Sonderbereich „Temperaturgeführte Lagerung und Transport/Cool Chain“
Aktuell entfallen wertmäßig rund 20 % des weltweiten Pharma-Gesamtmarktes von rund $650 Mrd. auf Erzeugnisse, die bei 2 – 8 °C gelagert und transportiert werden müssen, wie eine Studie des Münchner Beratungsunternehmen Novumed zeigt. Vor allem die wachsende Zahl biotechnisch hergestellter Wirkstoffe spielt dabei eine Rolle: Rund zwei Drittel aller Biotech-Medikamente sowie ausnahmslos alle Impfstoffe müssen in einer lückenlosen Kühlkette gelagert und transportiert werden. Weltweit sind ca. 20 % der pharmazeutischen „Bestseller“ temperaturempfindlich. Verpackung und Handling temperatursensitiver Stoffe sind essentiell für den sicheren Transport (Abb. 4) und die geeignete Lagerung. Entsprechend muss das Produkt und das Prozessierungsgut beschrieben, gelabelt sein. Auch Dokumente, Zertifikate und Werksprüfzeugnisse dürfen nicht fehlen.
Nur die genaue Kenntnis der Abläufe und deren Risiken ermöglicht die Berechnung kostenoptimierter Lösungen. Eindrucksvolle Produktshows, Vorführungen auf den Aktionsbühnen, moderierte Diskussionsrunden und ausgestellten Fahrzeugen zum Thema „Pharmatransport/Cool Chain“ boten vielfältige Gelegenheiten, sich sowohl als Einsteiger wie auch als Profi mit dem Thema auseinander zu setzen.
Sonderbereich „Biotechnologie“
Seit einigen Jahren nimmt der Einfluss biotechnologischer Methoden in der Pharmaforschung zu. Die Bio-Technologien eröffnen neue Möglichkeiten, Krankheiten individualisiert zu behandeln und ganz gezielt in den Stoffwechsel einzugreifen.
Mittlerweile haben die großen Pharmaunternehmen das Potential entdeckt, das vor allem in den kleineren flexiblen Biotech-Unternehmen steckt: Sie kaufen die innovativen Technologien oder gleich das ganze Unternehmen.

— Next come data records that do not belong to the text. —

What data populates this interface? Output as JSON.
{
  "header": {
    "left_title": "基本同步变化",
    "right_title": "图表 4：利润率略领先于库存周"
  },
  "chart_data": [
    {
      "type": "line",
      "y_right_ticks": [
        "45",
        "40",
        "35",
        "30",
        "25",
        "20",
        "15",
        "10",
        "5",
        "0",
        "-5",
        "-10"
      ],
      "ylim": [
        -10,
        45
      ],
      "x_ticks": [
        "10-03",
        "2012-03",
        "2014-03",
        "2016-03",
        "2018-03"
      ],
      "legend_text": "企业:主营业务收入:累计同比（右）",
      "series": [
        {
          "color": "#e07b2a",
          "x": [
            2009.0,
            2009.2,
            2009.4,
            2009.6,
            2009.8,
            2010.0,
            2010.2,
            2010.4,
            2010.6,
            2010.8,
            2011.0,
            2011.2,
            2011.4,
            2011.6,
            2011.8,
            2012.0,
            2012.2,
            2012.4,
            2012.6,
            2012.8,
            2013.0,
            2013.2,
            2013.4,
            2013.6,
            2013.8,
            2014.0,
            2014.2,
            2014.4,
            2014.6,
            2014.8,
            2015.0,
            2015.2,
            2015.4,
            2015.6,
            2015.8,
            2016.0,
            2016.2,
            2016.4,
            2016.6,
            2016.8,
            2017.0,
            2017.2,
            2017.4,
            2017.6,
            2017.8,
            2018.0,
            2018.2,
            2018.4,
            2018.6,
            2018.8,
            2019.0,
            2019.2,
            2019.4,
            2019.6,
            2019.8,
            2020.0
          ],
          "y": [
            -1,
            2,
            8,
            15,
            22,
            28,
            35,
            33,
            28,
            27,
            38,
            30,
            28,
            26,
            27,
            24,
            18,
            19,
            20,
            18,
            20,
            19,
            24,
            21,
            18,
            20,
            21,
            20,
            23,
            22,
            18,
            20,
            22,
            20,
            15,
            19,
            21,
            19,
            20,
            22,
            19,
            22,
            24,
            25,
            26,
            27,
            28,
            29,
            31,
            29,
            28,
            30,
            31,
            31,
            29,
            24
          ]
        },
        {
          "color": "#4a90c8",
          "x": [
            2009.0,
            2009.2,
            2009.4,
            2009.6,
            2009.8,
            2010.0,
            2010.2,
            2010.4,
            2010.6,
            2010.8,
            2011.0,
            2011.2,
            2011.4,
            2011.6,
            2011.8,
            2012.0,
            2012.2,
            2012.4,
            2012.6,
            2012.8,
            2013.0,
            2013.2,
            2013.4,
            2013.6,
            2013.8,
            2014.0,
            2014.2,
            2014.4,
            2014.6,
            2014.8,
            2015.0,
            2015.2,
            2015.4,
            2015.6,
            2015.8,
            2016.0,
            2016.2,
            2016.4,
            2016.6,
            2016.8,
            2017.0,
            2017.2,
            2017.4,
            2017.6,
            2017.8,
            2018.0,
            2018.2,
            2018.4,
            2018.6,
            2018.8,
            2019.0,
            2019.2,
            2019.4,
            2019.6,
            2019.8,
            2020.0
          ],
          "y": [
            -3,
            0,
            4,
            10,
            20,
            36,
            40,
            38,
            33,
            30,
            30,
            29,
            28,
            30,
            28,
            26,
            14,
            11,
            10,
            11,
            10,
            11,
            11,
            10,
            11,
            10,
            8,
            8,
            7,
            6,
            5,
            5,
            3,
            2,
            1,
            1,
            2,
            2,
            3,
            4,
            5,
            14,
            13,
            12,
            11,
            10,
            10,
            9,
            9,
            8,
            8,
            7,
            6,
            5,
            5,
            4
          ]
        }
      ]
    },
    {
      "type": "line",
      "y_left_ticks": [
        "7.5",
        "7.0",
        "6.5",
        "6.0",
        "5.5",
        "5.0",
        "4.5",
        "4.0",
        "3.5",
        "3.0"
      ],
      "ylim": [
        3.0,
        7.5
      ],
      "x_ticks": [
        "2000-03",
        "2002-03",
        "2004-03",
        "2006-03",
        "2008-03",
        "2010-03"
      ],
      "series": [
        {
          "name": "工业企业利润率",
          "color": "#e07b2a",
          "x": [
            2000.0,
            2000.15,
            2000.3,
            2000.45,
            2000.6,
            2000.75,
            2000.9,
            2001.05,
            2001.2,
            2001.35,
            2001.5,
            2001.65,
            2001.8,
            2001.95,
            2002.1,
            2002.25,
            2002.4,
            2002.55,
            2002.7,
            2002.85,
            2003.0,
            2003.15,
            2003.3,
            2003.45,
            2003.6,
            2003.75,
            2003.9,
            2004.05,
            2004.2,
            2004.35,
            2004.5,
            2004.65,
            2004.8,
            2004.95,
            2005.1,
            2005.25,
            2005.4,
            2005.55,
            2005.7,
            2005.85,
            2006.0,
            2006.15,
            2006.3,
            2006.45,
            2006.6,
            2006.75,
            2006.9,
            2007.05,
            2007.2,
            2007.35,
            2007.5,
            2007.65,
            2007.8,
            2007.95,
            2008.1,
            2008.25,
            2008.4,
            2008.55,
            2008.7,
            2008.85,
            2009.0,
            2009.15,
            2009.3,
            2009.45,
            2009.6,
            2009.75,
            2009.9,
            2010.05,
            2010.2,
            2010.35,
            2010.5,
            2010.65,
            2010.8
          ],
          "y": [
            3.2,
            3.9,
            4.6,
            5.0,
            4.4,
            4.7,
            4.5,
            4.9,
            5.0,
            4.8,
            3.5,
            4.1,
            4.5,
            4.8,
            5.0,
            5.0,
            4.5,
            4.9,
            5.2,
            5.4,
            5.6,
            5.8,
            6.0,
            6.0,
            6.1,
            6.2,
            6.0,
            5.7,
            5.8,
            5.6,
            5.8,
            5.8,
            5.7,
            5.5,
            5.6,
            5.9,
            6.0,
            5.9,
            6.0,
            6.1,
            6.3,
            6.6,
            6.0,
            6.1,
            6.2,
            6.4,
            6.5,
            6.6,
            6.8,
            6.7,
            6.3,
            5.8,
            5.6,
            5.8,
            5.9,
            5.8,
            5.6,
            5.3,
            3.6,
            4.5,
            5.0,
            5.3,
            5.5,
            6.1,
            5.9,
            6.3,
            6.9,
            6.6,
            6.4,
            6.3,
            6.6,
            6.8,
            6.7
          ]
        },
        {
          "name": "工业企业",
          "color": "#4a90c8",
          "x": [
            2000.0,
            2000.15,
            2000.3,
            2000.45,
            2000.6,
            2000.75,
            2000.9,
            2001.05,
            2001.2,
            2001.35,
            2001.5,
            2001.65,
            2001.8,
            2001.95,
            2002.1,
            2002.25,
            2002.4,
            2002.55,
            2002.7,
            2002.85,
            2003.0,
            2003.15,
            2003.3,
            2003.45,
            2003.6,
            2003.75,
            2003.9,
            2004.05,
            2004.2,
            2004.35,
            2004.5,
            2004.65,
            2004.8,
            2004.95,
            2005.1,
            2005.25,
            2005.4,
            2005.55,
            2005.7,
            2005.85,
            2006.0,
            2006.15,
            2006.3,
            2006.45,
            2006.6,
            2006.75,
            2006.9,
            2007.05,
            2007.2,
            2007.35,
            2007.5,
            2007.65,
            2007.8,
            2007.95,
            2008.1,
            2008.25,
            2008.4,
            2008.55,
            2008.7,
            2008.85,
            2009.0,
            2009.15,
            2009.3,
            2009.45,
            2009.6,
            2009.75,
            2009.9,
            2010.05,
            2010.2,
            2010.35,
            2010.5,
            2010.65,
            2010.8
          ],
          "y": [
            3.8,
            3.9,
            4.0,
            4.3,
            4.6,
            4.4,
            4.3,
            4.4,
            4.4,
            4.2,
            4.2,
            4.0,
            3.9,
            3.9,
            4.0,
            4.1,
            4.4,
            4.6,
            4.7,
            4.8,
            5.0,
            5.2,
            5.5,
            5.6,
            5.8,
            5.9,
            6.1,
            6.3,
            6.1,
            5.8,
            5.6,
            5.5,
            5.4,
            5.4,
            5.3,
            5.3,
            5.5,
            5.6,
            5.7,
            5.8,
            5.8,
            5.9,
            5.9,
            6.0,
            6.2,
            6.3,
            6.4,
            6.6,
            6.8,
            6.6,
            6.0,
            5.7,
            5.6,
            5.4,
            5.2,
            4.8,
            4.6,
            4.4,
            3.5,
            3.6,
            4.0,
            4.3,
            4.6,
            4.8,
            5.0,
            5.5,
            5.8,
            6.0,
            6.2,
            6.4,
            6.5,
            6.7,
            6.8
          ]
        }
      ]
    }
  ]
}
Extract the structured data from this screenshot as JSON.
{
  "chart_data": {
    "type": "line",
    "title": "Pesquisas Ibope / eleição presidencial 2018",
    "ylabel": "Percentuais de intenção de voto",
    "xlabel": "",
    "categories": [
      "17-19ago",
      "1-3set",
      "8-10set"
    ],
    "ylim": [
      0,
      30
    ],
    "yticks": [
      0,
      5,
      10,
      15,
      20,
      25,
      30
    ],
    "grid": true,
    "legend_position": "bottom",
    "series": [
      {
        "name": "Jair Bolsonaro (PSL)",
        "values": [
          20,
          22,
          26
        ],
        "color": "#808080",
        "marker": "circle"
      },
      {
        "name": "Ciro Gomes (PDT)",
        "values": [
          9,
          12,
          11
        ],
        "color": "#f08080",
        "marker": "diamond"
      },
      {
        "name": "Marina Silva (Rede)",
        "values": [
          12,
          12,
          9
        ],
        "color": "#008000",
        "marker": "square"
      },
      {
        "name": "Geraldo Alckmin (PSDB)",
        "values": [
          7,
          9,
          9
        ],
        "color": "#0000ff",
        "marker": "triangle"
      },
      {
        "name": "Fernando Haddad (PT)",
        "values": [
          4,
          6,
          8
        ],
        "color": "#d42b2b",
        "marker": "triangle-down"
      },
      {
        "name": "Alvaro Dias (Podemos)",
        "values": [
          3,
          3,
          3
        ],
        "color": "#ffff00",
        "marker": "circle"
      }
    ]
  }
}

Vorträge zu biotechnologischen Themen wie „Digital-Technologie integriert in der Pharma- und Biopharmaproduktion“ von Alina Moritz, Endress+Hauser, Messtechnik GmbH + Co. KG, sind hochaktuell und kamen daher beim Publikum sehr gut an.

Resumée
Erneut wurden 200 interessante Vorträge, über 50 Aktionsbühnen und offene Diskussionen präsentiert, die das grosse Interesse des Fachpublikums trafen. Sie hatten vor allem das Ziel, einen interdisziplinären Wissensaustausch zwischen Hochschulen, Verbänden und der Wirtschaft zu schaffen. 190 Firmen und Institutionen boten innerhalb der Lounges, der zeitgleichen Vision Pharma und Innovation Food ihre Produkte und Dienstleistungen auf ihrem Messestand an.
Über 7000 Fachbesucher aus 28 Ländern registrierten sich für die Veranstaltung 2015, davon kamen wegen des Bahnstreiks leider nur 6.000. Die Aussteller zogen eine positive Bilanz aus Ausstellung, Vorträgen, Vorführungen und den vielfältigen Kontakten. Doch viel wichtiger als die nackten Zahlen ist die Stimmung der Aussteller – und hier sah man ausschließlich zufriedene Gesichter.
An keiner anderen Veranstaltung findet man eine Plattform, an der Innovation und Networking gleichermassen mit der Informations­vermittlung zusammenfinden. Aufgrund der vielfältigen Möglichkeiten wurden auch 2015 die Lounges wieder zu einem einmaligen Erlebnis.